The Globemaster represents the next phase of this process: a complete series of three-hander watches, all with co-axial movements and anti-magnetic technology.

This watch is in part a reference to early Omega Constellation models, and though its name recalls an aircraft (an American military transport plane), in actual fact the name “Globemaster” was originally used for the Constellation timepieces that were produced and distributed in the USA in the 1950s. The dial has the same faceted “pie-pan” design, and the fluted bezel that was part of the Constellation. The sapphire caseback reveals a medallion bearing an image of an observatory, a reference to chronometer precision trials held in the 1940s and ’50s. Eight stars in the sky above the observatory cupola refer to precision records won by Omega, and the eight criteria of the new certification criteria introduced by the brand for this watch. Just as for the Co-Axial movement, this “Master Chronometer” certification will progressively be extended to the entire range.


The new certification procedure was announced in December 2014 by Omega and the the Swiss Federal Institute of Metrology (METAS). The criteria measure the watch’s performance in everyday conditions, and ensure that it continues to work accurately when exposed to strong magnetic fields of 15,000 gauss. Before these eight tests, the watch’s movement must have passed Contrôle Officiel Suisse des Chronomètres (COSC) testing. Each watch is delivered with a certification card that includes an identification number which can be used to discover how their watches performed in each test.


METAS certification criteria

The eight criteria that are measured during the certification process are:
– function of the movement during exposure to a magnetic field of 15,000 gauss
– accuracy in six positions
– accuracy between 0 and 2/3 power reserve
– function of the watch during exposure to a magnetic field of 15,000 gauss
– average daily accuracy after exposure to a magnetic field of 15,000 gauss
– average daily accuracy of the watch in tests replicating daily wearing conditions (six positions, two temperatures)
– power reserve of the watch
– water resistance (tested in water).
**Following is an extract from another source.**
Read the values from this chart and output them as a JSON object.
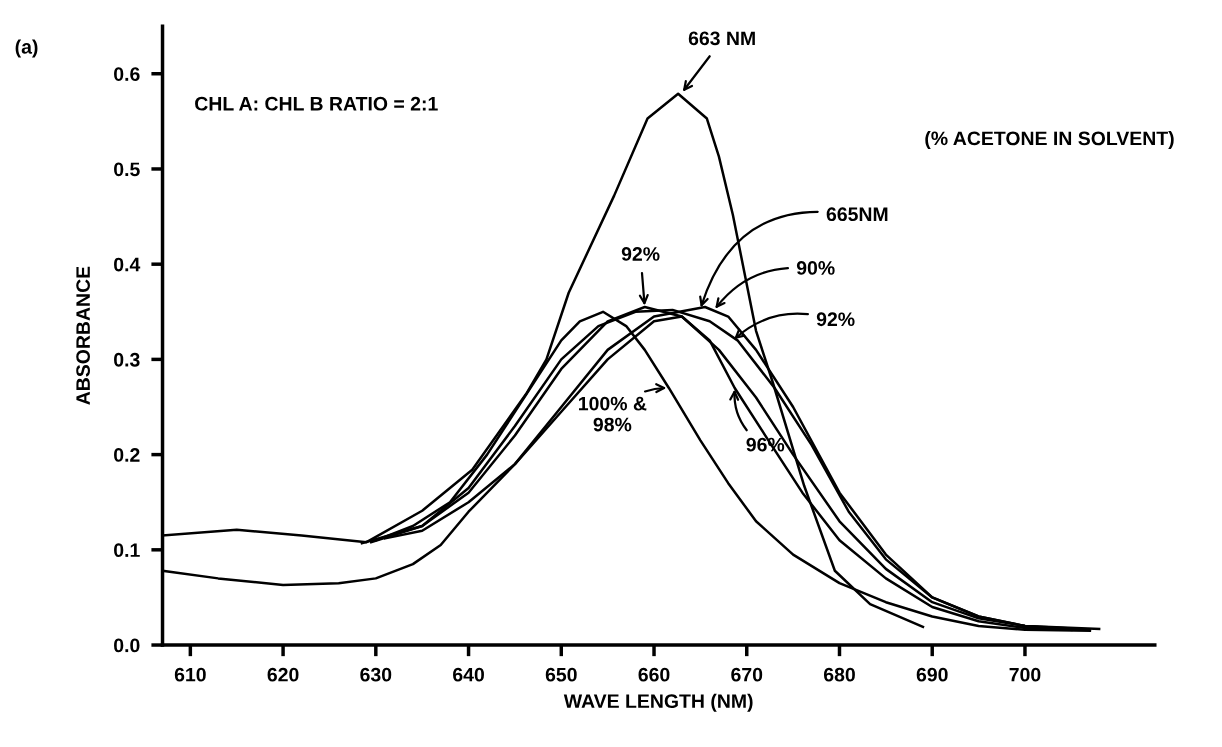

Watches are generally tested in air, and rated in bars (1 bar is equivalent to 10 metres depth in water). In this METAS testing procedure, the watch is subjected to water under pressure.

The watch is available in a wide range of materials including 18K Sedna™ gold, 18K yellow gold and stainless steel. The case is 39 mm in diameter and 12.53 mm thick, with a brushed finish. Dial colours include sunray-brushed blue and silvery opaline. Indexes and the Constellation star are applied to the dial. The three hands are coated in SuperLuminova.

The watch is powered by the Omega Co-Axial Master Chronometer calibre 8900/8901, running at 25,200 vph (3.5 Hertz), with a power reserve of 60 hours provided by 2 barrels in series. Water resistance 10 bar, 100 metres.

Price and availability

The watch has a 4-year guarantee, Models available:

Globemaster Platinum Limited Edition
Case and clasp in 950 platinum, movement with 18K Sedna gold rotor and balance bridge, Geneva waves in arabesque, blackened screws, barrels and balance wheel. Leather bracelet. 352 pieces in a special presentation box. This is the top-of-the-range model at CHF 37,000 + VAT.

Gold models (Sedna and yellow gold)
The gold Globemaster watches cost CHF 18,000.

Steel and bicolour models
Movement with rhodium-plated rotor and bridges, Geneva waves, blackened screws, barrels and balance wheel. The bicolour models cost CHF 10,000, the stainless steel models start at CHF 6,300.